Bigre qu’il est difficile d’avoir une opinion tranchée sur le film. Il a à la fois des qualités marquantes et des défauts presque insurmontables. Commençons tout d’abord par sa narration. Le film fait le choix de nous raconter l’histoire par le biais d’un interrogatoire se déroulant à la quasi toute fin du récit, nous disant d’emblée que Lena s’en est sortie, ou tout du moins que quelque chose possédant son apparence physique est ressortie du miroitement, mais aussi que toutes les autres femmes l’ayant accompagné sont soit mortes soit portées disparues. Un choix globalement très mauvais, ne servant à la limite qu’à offrir une autre piste de réflexion quant à sa propre vision de la fin, mais j’y reviendrais. L’autre gros problème structurel du film nous vient de son approche, traitant son sujet via une approche hautement décevante : du classique survival-horror. Si bien sûr la réalisation est très léchée et qu’une aura de mystère nous happe, sans compter le principe même de la nature évolutive et des brillantes idées qui en découlent, globalement le film se vautre dans les écuelles du cinéma horrifique entre l’angoisse de l’inconnu, les menaces qui se tapissent dans l’ombre, les disparitions mystérieuses et les conneries qui vont avec, comme le fameux coup du « séparons-nous ». Et le pire c’est que le film s’y complaît durant les trois quart de sa durée totale, de quoi largement faire mourir toute forme d’espoir pour le spectateur.

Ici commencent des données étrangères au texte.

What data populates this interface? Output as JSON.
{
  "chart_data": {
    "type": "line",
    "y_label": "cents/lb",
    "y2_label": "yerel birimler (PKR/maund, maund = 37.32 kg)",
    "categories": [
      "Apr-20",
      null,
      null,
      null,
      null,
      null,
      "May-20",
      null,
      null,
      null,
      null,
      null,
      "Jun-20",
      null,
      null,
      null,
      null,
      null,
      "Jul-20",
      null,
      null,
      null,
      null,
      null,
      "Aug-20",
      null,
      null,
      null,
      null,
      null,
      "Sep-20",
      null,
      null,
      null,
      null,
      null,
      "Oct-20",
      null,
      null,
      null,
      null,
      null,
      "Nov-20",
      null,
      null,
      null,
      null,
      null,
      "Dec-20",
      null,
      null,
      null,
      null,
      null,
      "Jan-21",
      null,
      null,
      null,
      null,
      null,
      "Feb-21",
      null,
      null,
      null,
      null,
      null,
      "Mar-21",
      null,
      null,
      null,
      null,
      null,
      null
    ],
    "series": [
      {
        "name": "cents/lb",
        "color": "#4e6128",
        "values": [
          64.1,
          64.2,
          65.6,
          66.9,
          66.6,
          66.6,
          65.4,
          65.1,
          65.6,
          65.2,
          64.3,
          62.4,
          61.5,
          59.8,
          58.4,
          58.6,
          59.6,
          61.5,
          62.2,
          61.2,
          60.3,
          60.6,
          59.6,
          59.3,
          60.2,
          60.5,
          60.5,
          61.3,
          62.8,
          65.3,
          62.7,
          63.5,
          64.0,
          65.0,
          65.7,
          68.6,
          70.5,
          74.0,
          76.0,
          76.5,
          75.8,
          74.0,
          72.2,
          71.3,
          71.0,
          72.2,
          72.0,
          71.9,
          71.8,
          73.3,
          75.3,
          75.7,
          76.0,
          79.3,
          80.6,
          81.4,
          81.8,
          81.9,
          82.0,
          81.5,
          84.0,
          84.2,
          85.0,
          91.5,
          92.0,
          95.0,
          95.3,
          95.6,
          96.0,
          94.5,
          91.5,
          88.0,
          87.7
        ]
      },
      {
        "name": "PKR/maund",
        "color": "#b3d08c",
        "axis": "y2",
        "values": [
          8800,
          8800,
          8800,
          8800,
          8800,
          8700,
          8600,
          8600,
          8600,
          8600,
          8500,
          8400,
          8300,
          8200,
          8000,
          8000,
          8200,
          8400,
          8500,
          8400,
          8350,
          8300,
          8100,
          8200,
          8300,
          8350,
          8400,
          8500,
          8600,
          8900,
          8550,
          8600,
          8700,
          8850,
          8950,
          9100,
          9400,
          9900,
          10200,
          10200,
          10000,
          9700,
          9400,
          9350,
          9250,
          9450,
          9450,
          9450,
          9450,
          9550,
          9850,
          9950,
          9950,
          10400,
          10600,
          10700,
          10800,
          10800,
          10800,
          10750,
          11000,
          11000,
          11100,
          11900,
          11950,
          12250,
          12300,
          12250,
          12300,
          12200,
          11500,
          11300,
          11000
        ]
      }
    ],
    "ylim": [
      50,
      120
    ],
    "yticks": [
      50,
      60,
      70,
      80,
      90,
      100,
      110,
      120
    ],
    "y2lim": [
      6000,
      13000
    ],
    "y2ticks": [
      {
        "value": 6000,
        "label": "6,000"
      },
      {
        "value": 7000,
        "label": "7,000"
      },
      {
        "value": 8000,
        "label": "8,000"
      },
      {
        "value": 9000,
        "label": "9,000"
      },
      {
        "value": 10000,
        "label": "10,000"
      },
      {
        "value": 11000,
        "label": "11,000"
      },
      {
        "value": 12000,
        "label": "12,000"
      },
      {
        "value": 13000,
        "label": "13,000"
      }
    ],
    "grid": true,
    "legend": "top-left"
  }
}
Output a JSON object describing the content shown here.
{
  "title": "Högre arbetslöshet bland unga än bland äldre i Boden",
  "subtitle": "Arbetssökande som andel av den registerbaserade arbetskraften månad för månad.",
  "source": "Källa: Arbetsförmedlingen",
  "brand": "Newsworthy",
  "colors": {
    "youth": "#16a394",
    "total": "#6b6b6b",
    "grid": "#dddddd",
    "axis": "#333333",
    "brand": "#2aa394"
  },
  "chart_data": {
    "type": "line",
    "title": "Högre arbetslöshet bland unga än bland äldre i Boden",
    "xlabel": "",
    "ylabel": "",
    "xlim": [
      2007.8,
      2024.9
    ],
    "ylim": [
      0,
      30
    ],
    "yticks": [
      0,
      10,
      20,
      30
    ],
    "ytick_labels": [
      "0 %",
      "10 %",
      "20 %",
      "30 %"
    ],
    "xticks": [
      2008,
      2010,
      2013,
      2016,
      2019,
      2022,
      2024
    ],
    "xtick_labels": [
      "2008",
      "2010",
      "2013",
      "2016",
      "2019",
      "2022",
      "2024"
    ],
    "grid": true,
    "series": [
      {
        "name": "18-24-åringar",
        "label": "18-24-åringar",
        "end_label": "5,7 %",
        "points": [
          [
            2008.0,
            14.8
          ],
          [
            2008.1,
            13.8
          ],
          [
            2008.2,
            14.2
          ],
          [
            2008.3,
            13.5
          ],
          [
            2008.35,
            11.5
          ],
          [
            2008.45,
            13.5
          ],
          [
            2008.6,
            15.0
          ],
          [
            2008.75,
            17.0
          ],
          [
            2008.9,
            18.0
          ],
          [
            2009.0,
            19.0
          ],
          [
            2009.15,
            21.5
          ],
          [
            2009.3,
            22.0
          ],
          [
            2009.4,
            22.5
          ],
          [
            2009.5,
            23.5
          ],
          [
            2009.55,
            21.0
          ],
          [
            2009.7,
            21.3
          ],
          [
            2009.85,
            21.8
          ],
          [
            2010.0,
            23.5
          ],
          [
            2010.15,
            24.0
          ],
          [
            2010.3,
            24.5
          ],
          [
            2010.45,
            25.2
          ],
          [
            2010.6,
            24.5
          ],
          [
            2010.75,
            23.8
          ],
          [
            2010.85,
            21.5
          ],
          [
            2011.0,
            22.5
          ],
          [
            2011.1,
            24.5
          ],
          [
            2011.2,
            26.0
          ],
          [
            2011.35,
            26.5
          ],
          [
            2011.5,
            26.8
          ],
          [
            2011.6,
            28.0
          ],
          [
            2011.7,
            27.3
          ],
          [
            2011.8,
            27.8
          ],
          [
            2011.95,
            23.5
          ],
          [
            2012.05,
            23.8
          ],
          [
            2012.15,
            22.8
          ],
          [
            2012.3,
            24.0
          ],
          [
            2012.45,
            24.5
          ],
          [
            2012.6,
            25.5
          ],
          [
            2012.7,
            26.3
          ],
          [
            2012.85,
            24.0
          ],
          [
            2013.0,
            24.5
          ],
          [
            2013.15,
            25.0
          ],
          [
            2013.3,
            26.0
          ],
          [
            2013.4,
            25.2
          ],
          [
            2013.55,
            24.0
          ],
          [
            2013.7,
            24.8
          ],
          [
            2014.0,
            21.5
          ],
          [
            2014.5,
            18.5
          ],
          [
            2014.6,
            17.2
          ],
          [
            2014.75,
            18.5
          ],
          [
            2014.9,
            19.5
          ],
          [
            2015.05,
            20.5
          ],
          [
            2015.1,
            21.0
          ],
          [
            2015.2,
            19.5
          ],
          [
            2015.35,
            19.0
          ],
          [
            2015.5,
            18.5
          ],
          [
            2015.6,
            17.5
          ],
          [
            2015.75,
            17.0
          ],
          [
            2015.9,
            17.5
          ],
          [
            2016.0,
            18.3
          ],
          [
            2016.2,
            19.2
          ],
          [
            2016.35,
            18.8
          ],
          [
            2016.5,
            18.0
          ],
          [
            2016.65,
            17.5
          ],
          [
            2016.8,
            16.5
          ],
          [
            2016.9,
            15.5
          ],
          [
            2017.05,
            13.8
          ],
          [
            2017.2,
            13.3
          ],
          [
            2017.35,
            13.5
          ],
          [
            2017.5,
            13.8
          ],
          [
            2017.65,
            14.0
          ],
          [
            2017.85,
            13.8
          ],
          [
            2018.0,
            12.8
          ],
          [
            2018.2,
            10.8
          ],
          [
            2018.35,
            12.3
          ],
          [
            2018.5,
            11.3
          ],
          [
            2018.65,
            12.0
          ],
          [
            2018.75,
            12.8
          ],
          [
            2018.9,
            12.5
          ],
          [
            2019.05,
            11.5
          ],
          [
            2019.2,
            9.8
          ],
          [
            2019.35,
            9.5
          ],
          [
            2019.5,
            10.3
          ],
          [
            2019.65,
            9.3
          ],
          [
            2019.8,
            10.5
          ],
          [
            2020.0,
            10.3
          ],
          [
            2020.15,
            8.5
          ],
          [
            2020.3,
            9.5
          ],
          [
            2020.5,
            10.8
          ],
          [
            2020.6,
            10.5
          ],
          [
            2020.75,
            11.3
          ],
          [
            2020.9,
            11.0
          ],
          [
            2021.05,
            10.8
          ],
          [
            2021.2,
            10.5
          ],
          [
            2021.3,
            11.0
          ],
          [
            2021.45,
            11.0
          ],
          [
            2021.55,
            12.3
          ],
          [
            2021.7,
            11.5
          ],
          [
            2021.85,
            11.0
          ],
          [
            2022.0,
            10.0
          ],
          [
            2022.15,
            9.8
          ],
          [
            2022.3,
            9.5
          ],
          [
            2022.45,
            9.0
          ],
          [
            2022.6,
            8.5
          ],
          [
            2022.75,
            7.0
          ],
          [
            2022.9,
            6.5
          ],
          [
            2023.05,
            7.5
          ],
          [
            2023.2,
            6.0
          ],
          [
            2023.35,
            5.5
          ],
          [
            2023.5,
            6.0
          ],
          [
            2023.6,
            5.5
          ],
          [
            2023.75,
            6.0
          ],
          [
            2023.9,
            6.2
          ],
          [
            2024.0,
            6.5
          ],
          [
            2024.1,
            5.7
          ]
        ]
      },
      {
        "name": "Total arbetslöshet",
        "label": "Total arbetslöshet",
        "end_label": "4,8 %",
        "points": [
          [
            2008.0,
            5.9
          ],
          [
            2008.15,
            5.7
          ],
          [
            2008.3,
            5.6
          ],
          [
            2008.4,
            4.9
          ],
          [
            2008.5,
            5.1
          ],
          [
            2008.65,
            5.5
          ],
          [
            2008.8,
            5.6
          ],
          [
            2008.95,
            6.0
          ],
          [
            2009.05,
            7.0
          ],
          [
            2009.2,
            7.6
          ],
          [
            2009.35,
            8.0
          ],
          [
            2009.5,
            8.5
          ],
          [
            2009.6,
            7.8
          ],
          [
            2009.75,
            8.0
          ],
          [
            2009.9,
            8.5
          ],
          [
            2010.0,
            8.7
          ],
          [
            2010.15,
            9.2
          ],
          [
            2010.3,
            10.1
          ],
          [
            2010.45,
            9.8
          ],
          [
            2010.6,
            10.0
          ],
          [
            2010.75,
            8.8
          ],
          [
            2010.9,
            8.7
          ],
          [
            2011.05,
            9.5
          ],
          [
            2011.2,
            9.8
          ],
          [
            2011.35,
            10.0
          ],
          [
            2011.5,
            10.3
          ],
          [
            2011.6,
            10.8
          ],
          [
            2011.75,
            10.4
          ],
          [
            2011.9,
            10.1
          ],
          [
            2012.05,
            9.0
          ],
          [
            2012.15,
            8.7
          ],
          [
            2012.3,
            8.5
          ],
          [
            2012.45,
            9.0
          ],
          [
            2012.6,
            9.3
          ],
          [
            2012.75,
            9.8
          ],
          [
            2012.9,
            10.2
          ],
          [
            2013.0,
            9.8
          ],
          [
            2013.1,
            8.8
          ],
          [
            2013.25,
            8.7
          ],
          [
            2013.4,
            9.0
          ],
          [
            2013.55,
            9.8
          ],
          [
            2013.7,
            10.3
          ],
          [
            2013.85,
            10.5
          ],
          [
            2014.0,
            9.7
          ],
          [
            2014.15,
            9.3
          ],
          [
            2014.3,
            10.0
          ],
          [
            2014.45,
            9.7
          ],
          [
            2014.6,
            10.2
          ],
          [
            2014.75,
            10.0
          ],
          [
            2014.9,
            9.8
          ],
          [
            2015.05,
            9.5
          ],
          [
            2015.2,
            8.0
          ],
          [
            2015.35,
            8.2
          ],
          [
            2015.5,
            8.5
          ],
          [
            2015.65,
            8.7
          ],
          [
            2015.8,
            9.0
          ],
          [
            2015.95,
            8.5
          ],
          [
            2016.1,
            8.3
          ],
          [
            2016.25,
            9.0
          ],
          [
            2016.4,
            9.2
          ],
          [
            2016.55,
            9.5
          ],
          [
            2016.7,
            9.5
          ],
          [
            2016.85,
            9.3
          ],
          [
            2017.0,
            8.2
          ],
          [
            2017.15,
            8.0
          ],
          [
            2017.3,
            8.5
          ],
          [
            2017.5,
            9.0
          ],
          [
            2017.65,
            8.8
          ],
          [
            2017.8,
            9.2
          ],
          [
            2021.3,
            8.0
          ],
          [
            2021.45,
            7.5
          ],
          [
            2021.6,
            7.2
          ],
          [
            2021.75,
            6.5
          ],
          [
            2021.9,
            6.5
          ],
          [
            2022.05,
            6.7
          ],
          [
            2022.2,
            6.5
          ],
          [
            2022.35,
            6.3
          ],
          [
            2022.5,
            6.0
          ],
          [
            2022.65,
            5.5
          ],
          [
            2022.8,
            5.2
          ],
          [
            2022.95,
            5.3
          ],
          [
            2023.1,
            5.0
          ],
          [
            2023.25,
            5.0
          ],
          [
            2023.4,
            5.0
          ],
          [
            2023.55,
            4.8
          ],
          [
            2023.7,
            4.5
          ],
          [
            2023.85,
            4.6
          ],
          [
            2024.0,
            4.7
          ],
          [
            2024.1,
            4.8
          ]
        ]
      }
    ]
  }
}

Et c’est là que la magie arrive.

Alors que le bûché était déjà prêt et que tout espoir d’assister à un grand film s’était dissipé au cours des premières 80 minutes sur les 110 que compte le film, un miracle s’opère. Le film abat enfin sa dernière carte et nous retourne complètement le cerveau, nous faisant douter d’absolument tout et tout le monde : le météore serait un vaisseau extraterrestre aux particularités stupéfiantes. Si on avait déjà vu le principe de l’évolution qu’opère le miroitement sur l’environnement et les êtres vivants s’y trouvant, on découvre alors qu’il abritait aussi une forme de vie capable de copier n’importe qui, notamment Kane qui n’est jamais revenu et qui a été remplacé par l’un des métamorphes. On assiste alors à des séquences de profond malaise où des métamorphes assimilent la mémoire et l’apparence physique d’une personne tout en copiant la gestuelle. Les questions se bousculent alors par milliers. Sont-ils doués de raison ? Font-ils cela par simple principe évolutif chaotique ou est-ce la résultante d’un plan d’annihilation de l’espèce humaine ? Peut-on alors croire à l’histoire qu’on nous raconte depuis le début ou est-ce un récit réarrangé par un métamorphe ayant prit l’apparence de Lena ? Le miroitement est-il réellement détruit à la fin ou a t-il enveloppé à son tour l’équipe qu’on voit lors de l’interrogatoire ? À l’origine contenu dans le météore, a t-il été transféré dans le corps d’une Lena évoluée ou d’un métamorphe nous faisant croire à cela ? Et c’est là que le bat blesse, remettant en cause toute l’analyse faite jusqu’alors.

Alors que le film n’est qu’un simple film d’horreur basique au montage mauvais durant plus d’une 1h20, la dernière partie chamboule tout. Le film propose alors des séquences d’une rare violence psychologique et dévoile une complexité à la mesure de l’imagination du spectateur, autrement dit colossale pour ma part. La déception se meut en fascination et rien que pour la dernière demie-heure le film se doit d’être vu, mais le sentiment d’être passé à côté de quelque chose de plus grand est lattant, laissant une indéniable amertume.